Il y a longtemps qu’on se côtoie, vous et moi, et je n’ai pourtant jamais pris le temps de vous écrire. C’est un élan de gratitude qui me traverse aujourd’hui et une irrésistible envie de vous dire « merci ! ».

Si j’essaie de me remémorer à quand remonte notre première rencontre, je ne suis pas sûr (et c’est heureux!) de trouver la bonne date ni même la tranche d’âge. J’ai presque l’impression que vous avez toujours été à mes côtés. Si je garde une conviction (car oui, j’en ai quelques-unes), c’est que vous êtes en grande partie responsables de mon évolution.
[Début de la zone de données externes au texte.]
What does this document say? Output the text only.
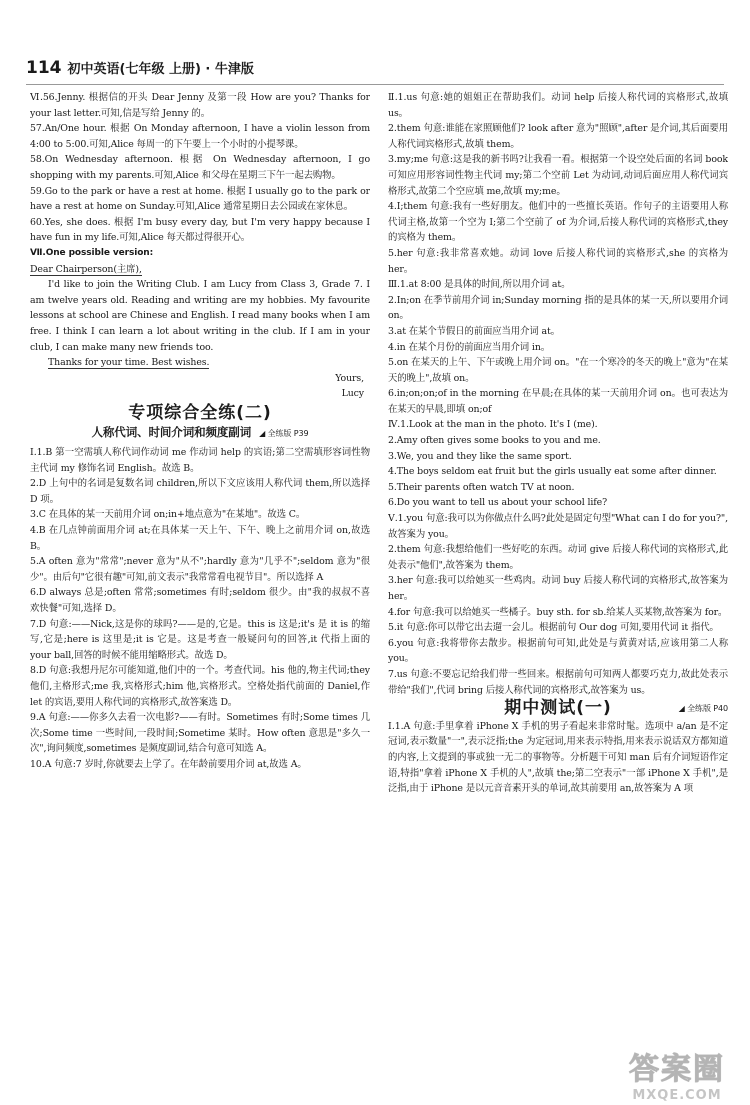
114 初中英语(七年级 上册) · 牛津版
Ⅵ.56.Jenny. 根据信的开头 Dear Jenny 及第一段 How are you? Thanks for your last letter.可知,信是写给 Jenny 的。
57.An/One hour. 根据 On Monday afternoon, I have a violin lesson from 4:00 to 5:00.可知,Alice 每周一的下午要上一个小时的小提琴课。
58.On Wednesday afternoon. 根据 On Wednesday afternoon, I go shopping with my parents.可知,Alice 和父母在星期三下午一起去购物。
59.Go to the park or have a rest at home. 根据 I usually go to the park or have a rest at home on Sunday.可知,Alice 通常星期日去公园或在家休息。
60.Yes, she does. 根据 I'm busy every day, but I'm very happy because I have fun in my life.可知,Alice 每天都过得很开心。
Ⅶ.One possible version:
Dear Chairperson(主席),
I'd like to join the Writing Club. I am Lucy from Class 3, Grade 7. I am twelve years old. Reading and writing are my hobbies. My favourite lessons at school are Chinese and English. I read many books when I am free. I think I can learn a lot about writing in the club. If I am in your club, I can make many new friends too.
Thanks for your time. Best wishes.
Yours,
Lucy
专项综合全练(二)
人称代词、时间介词和频度副词 ◢ 全练版 P39
Ⅰ.1.B 第一空需填人称代词作动词 me 作动词 help 的宾语;第二空需填形容词性物主代词 my 修饰名词 English。故选 B。
2.D 上句中的名词是复数名词 children,所以下文应该用人称代词 them,所以选择 D 项。
3.C 在具体的某一天前用介词 on;in+地点意为"在某地"。故选 C。
4.B 在几点钟前面用介词 at;在具体某一天上午、下午、晚上之前用介词 on,故选 B。
5.A often 意为"常常";never 意为"从不";hardly 意为"几乎不";seldom 意为"很少"。由后句"它很有趣"可知,前文表示"我常常看电视节目"。所以选择 A
6.D always 总是;often 常常;sometimes 有时;seldom 很少。由"我的叔叔不喜欢快餐"可知,选择 D。
7.D 句意:——Nick,这是你的球吗?——是的,它是。this is 这是;it's 是 it is 的缩写,它是;here is 这里是;it is 它是。这是考查一般疑问句的回答,it 代指上面的 your ball,回答的时候不能用缩略形式。故选 D。
8.D 句意:我想丹尼尔可能知道,他们中的一个。考查代词。his 他的,物主代词;they 他们,主格形式;me 我,宾格形式;him 他,宾格形式。空格处指代前面的 Daniel,作 let 的宾语,要用人称代词的宾格形式,故答案选 D。
9.A 句意:——你多久去看一次电影?——有时。Sometimes 有时;Some times 几次;Some time 一些时间,一段时间;Sometime 某时。How often 意思是"多久一次",询问频度,sometimes 是频度副词,结合句意可知选 A。
10.A 句意:7 岁时,你就要去上学了。在年龄前要用介词 at,故选 A。
Ⅱ.1.us 句意:她的姐姐正在帮助我们。动词 help 后接人称代词的宾格形式,故填 us。
2.them 句意:谁能在家照顾他们? look after 意为"照顾",after 是介词,其后面要用人称代词宾格形式,故填 them。
3.my;me 句意:这是我的新书吗?让我看一看。根据第一个设空处后面的名词 book 可知应用形容词性物主代词 my;第二个空前 Let 为动词,动词后面应用人称代词宾格形式,故第二个空应填 me,故填 my;me。
4.I;them 句意:我有一些好朋友。他们中的一些擅长英语。作句子的主语要用人称代词主格,故第一个空为 I;第二个空前了 of 为介词,后接人称代词的宾格形式,they 的宾格为 them。
5.her 句意:我非常喜欢她。动词 love 后接人称代词的宾格形式,she 的宾格为 her。
Ⅲ.1.at 8:00 是具体的时间,所以用介词 at。
2.In;on 在季节前用介词 in;Sunday morning 指的是具体的某一天,所以要用介词 on。
3.at 在某个节假日的前面应当用介词 at。
4.in 在某个月份的前面应当用介词 in。
5.on 在某天的上午、下午或晚上用介词 on。"在一个寒冷的冬天的晚上"意为"在某天的晚上",故填 on。
6.in;on;on;of in the morning 在早晨;在具体的某一天前用介词 on。也可表达为在某天的早晨,即填 on;of
Ⅳ.1.Look at the man in the photo. It's I (me).
2.Amy often gives some books to you and me.
3.We, you and they like the same sport.
4.The boys seldom eat fruit but the girls usually eat some after dinner.
5.Their parents often watch TV at noon.
6.Do you want to tell us about your school life?
Ⅴ.1.you 句意:我可以为你做点什么吗?此处是固定句型"What can I do for you?",故答案为 you。
2.them 句意:我想给他们一些好吃的东西。动词 give 后接人称代词的宾格形式,此处表示"他们",故答案为 them。
3.her 句意:我可以给她买一些鸡肉。动词 buy 后接人称代词的宾格形式,故答案为 her。
4.for 句意:我可以给她买一些橘子。buy sth. for sb.给某人买某物,故答案为 for。
5.it 句意:你可以带它出去遛一会儿。根据前句 Our dog 可知,要用代词 it 指代。
6.you 句意:我将带你去散步。根据前句可知,此处是与黄黄对话,应该用第二人称 you。
7.us 句意:不要忘记给我们带一些回来。根据前句可知两人都要巧克力,故此处表示带给"我们",代词 bring 后接人称代词的宾格形式,故答案为 us。
期中测试(一)	◢ 全练版 P40
Ⅰ.1.A 句意:手里拿着 iPhone X 手机的男子看起来非常时髦。选项中 a/an 是不定冠词,表示数量"一",表示泛指;the 为定冠词,用来表示特指,用来表示说话双方都知道的内容,上文提到的事或独一无二的事物等。分析题干可知 man 后有介词短语作定语,特指"拿着 iPhone X 手机的人",故填 the;第二空表示"一部 iPhone X 手机",是泛指,由于 iPhone 是以元音音素开头的单词,故其前要用 an,故答案为 A 项
答案圈
MXQE.COM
Tant de fois ai-je failli m’enfermer dans des certitudes ! Souvenez-vous par exemple de toutes ces situations où, découvrant un environnement nouveau, des pratiques nouvelles, des gens qui pensent autrement, j’ai été tenté de porter un jugement sans appel et d’affirmer l’idée que mes croyances étaient la meilleure et l’unique voie. Heureusement, vous, mes doutes, n’étiez pas loin et avez su vous manifester à moi pour élargir mon angle de perception. Oh ! Bien sûr, il m’arrive encore souvent d’être hermétique à vos murmures et de claquer la porte au nez du premier point de vue différent qui s’offre à moi. J’en sors alors rarement gagnant, surtout lorsqu’il s’agit d’entrer en communication avec mes semblables.

Mais j’ai appris avec le temps à sentir votre présence et à en percevoir les bienfaits. Si vous n’aviez pas été là, à quoi ressemblerais-je aujourd’hui ? Probablement serais-je pétri de certitudes dans beaucoup de domaines. Toute conversation avec moi mènerait alors soit à l’adhésion inconditionnelle (dans le meilleur et plus rare des cas), soit à la guerre ouverte dès lors qu’un avis contraire au mien serait exprimé, soit à la prise de pouvoir. L’enfer !
Qu’il m’est doux de me dire que l’autre a le droit de penser le contraire de moi sans que cela ne me dérange !
Qu’il m’est précieux de m’autoriser et accepter d’avoir tort, de m’être trompé et de pouvoir me ranger à un avis plus éclairé, sans pour autant m’en sentir dévalorisé !
Qu’il est bon de sentir comment toutes ces occasions sont autant d’opportunités d’évoluer vers plus de conscience et d’ouverture d’esprit !
Sans vous, j’aurais surement pour habitude de traiter les gens de cons, de crétins et d’autant d’autres marques de condescendance et de suffisance ; ce serait cela mon pauvre système d’auto-rassurance. J’aurais cette colère à fleur de peau, que je déverserais sur les autres en toute occasion pour me cacher à moi-même que je m’accepte difficilement comme je suis. Je ne supporterais pas que quelqu’un m’enseigne ou me conseille en quoi que ce soit car cela pourrait signifier que j’ai une faille et des lacunes. Je préférerais alors stagner et rester dans les mêmes schémas indéfiniment. Peut-être même que sans vous, mes chers doutes, je vieillirais mal et deviendrais aigri… Puissiez-vous m’épargner cela le plus longtemps possible.

Soyons toutefois honnêtes, il est bien des situations où j’aimerais que vous vous tinssiez à distance. Ce serait tellement plus confortable pour moi de pouvoir m’exprimer avec conviction, d’offrir un discours, une conférence ou un concert sans entendre cette petite voix intérieure que vous utilisez pour me questionner et qui me déstabilise. Lorsque je parviens à la faire taire ou à ne pas l’écouter (oui, cela m’arrive parfois), je sens combien la spontanéité et la générosité peuvent s’exprimer et s’épanouir avec plus d’espace. Allez ! J’ose vous demander une petite faveur, la voici : tentez de percevoir ces petits instants où vous pouvez me lâcher la main et vous effacer pour me laisser expérimenter d’autres méthodes de conduite. J’en assumerai alors toutes les conséquences et ne vous tiendrai responsables d’aucun accident.

Mais pour le reste, mes très chers doutes, ne changez rien. Restez près de moi et continuez de tenir ma conscience en éveil, d’entretenir mon goût pour les nouvelles expériences et de garder mon sens du mouvement en alerte.